Conclusions: Exit rates for ESL monotherapy (1,600 mg and 1,200 mg once daily) were lower than the historical control threshold, irrespective of baseline AED use and region, with no additional safety concerns identified. Clinical factors and location clearly influence treatment responses in conversion-to-monotherapy trials.

Classification of evidence: This pooled analysis provides Class IV evidence that for adults with medically uncontrolled partial-onset seizures, ESL monotherapy is well tolerated and effective.

Figure 1. Kaplan–Meier analysis of exit rates (efficacy population): Pooled population (A) and individual studies and pooled population (B)

CI = confidence interval; ESL = eslicarbazepine acetate; QD = once-daily; US = United States.

Figure 2. Subgroup analyses of exit rates (pooled efficacy population): Influence of geographic region on exit rate (US vs non-US regions) (A), of baseline AED use (AEDs used by ≥15% of patients) on exit rate (B), and of patient characteristics on risk of study exit (pooled efficacy population) (C)

Note that for age, baseline body weight, and maximum 2- or 28-day seizure rate, the hazard ratio is displayed for a single unit change; otherwise, it is shown for the referenced group compared to those without the stated factor. VPA included all dosage forms combined unless otherwise stated (including VPA, sodium valproate, divalproex sodium, etc.). ^aBZD derivatives used before study treatment (prior), after initiation of the AED conversion period as rescue or emergency medication (after), or only after study treatment (not prior, after). AED = antiepileptic drug; B/L = baseline; BZD = benzodiazepine; CBZ = carbamazepine; CI = confidence interval; CP = complex partial seizure; duration = duration of epilepsy; ESL = eslicarbazepine acetate; LEV = levetiracetam; LTG = lamotrigine; OXC = oxcarbazepine; PHT = phenytoin; SGTC = secondarily generalized tonic-clonic seizures (also referred to as complex partial seizures with secondary generalization); sz = seizure; TOP = topiramate; US = United States; VNS = vagal nerve stimulator; VPA = valproic acid.

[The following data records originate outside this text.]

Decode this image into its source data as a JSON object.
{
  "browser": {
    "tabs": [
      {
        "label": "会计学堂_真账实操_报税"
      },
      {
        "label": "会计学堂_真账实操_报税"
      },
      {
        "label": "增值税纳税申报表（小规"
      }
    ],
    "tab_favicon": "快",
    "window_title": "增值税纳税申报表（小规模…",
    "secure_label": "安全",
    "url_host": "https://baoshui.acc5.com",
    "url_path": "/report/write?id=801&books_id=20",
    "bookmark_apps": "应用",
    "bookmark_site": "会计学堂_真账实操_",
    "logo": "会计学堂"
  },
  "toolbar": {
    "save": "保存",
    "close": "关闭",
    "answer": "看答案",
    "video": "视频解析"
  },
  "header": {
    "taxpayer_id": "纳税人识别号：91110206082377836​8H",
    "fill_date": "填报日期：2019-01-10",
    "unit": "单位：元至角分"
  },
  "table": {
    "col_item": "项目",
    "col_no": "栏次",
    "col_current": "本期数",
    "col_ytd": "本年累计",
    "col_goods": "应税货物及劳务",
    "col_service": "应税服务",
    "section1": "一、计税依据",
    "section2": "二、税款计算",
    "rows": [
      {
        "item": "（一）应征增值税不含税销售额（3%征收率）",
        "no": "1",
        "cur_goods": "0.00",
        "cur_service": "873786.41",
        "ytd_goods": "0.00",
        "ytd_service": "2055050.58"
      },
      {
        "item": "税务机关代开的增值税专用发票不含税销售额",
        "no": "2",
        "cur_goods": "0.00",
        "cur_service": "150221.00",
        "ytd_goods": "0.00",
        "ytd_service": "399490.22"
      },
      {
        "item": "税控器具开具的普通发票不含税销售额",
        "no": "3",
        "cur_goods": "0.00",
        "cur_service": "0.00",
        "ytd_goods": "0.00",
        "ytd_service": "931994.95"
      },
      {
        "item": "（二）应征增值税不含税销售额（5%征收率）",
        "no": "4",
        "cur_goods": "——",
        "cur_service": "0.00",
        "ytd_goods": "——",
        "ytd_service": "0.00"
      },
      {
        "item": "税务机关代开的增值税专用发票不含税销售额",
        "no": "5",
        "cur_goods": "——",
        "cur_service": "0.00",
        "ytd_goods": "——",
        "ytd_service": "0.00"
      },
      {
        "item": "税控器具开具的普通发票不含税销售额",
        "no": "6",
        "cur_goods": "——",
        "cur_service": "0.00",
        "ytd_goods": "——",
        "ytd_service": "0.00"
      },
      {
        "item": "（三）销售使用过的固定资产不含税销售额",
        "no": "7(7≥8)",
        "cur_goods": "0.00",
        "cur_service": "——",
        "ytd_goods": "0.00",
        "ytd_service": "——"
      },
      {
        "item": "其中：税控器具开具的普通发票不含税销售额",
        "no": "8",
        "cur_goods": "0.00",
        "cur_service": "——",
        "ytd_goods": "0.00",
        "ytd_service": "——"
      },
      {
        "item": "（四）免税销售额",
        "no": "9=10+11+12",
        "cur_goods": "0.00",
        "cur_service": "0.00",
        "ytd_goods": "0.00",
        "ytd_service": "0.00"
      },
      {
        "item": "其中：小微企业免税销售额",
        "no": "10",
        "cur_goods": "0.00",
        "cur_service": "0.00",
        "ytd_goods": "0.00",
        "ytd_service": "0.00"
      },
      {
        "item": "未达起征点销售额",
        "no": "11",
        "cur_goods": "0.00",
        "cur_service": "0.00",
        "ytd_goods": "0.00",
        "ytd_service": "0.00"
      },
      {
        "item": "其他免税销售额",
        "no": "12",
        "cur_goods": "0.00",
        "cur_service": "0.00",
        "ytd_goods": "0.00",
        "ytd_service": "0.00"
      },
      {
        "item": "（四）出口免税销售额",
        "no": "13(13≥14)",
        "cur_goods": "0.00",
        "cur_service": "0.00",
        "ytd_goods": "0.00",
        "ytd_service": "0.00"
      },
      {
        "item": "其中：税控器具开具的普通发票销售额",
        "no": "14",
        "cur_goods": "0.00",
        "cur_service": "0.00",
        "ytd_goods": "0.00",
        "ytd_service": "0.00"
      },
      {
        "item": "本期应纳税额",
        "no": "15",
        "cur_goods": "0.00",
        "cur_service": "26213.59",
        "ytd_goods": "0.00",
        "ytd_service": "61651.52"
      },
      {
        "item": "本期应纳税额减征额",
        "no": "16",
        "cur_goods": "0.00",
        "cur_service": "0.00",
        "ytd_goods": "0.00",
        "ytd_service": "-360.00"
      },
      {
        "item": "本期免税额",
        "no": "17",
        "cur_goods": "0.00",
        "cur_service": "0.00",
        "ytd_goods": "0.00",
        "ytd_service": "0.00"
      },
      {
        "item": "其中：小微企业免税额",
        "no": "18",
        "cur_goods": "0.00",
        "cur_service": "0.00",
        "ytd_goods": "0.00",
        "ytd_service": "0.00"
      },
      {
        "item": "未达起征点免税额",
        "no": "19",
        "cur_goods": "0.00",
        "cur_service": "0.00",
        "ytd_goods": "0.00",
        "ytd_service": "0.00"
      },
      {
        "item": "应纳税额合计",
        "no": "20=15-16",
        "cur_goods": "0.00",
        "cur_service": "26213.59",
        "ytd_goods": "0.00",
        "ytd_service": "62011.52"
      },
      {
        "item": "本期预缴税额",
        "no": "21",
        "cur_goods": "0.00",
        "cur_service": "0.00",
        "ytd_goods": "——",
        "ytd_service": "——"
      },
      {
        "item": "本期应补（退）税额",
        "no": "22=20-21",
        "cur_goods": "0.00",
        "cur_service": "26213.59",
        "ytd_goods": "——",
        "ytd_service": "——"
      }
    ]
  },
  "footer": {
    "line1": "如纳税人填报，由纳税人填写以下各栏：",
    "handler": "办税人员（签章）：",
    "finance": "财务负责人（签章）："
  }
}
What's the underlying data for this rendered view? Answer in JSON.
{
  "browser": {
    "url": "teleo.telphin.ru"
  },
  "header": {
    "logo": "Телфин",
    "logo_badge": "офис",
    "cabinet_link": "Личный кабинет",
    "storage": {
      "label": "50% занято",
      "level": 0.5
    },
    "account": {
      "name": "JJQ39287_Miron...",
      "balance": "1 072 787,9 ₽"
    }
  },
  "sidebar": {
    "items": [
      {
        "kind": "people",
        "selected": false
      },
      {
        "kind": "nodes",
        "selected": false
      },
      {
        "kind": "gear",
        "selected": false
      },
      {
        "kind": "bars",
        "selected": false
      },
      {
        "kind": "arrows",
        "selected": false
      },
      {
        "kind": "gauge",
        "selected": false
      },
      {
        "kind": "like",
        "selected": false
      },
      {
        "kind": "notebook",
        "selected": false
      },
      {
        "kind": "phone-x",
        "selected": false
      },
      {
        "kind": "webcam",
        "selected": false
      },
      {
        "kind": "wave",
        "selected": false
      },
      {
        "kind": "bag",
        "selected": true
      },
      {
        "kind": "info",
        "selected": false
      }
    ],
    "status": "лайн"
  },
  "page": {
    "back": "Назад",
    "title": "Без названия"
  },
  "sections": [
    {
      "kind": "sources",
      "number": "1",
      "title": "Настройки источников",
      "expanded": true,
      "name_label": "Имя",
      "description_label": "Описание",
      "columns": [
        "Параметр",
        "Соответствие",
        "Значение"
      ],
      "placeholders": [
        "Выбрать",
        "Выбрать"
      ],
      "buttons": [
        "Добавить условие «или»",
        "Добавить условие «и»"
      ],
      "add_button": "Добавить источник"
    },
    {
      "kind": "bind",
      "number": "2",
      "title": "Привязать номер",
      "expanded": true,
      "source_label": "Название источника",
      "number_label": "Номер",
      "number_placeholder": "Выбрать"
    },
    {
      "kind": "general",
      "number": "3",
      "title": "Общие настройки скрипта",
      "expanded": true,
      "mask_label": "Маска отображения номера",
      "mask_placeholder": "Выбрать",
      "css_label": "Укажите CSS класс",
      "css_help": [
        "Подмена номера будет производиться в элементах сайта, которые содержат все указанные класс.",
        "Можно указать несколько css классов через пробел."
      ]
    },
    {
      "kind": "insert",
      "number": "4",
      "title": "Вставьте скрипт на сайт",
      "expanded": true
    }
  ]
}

Figure 3. Median percentage reduction in standardized seizure frequency overall and by baseline AED

Median percentage reduction in standardized seizure frequency (seizures per 28 days; between baseline and the 18-week treatment period) overall and by baseline AED (for AEDs used by ≥15% of patients during baseline; efficacy population). AED = antiepileptic drug; CBZ = carbamazepine; ESL = eslicarbazepine acetate; LEV = levetiracetam; LTG = lamotrigine; VPA = valproic acid.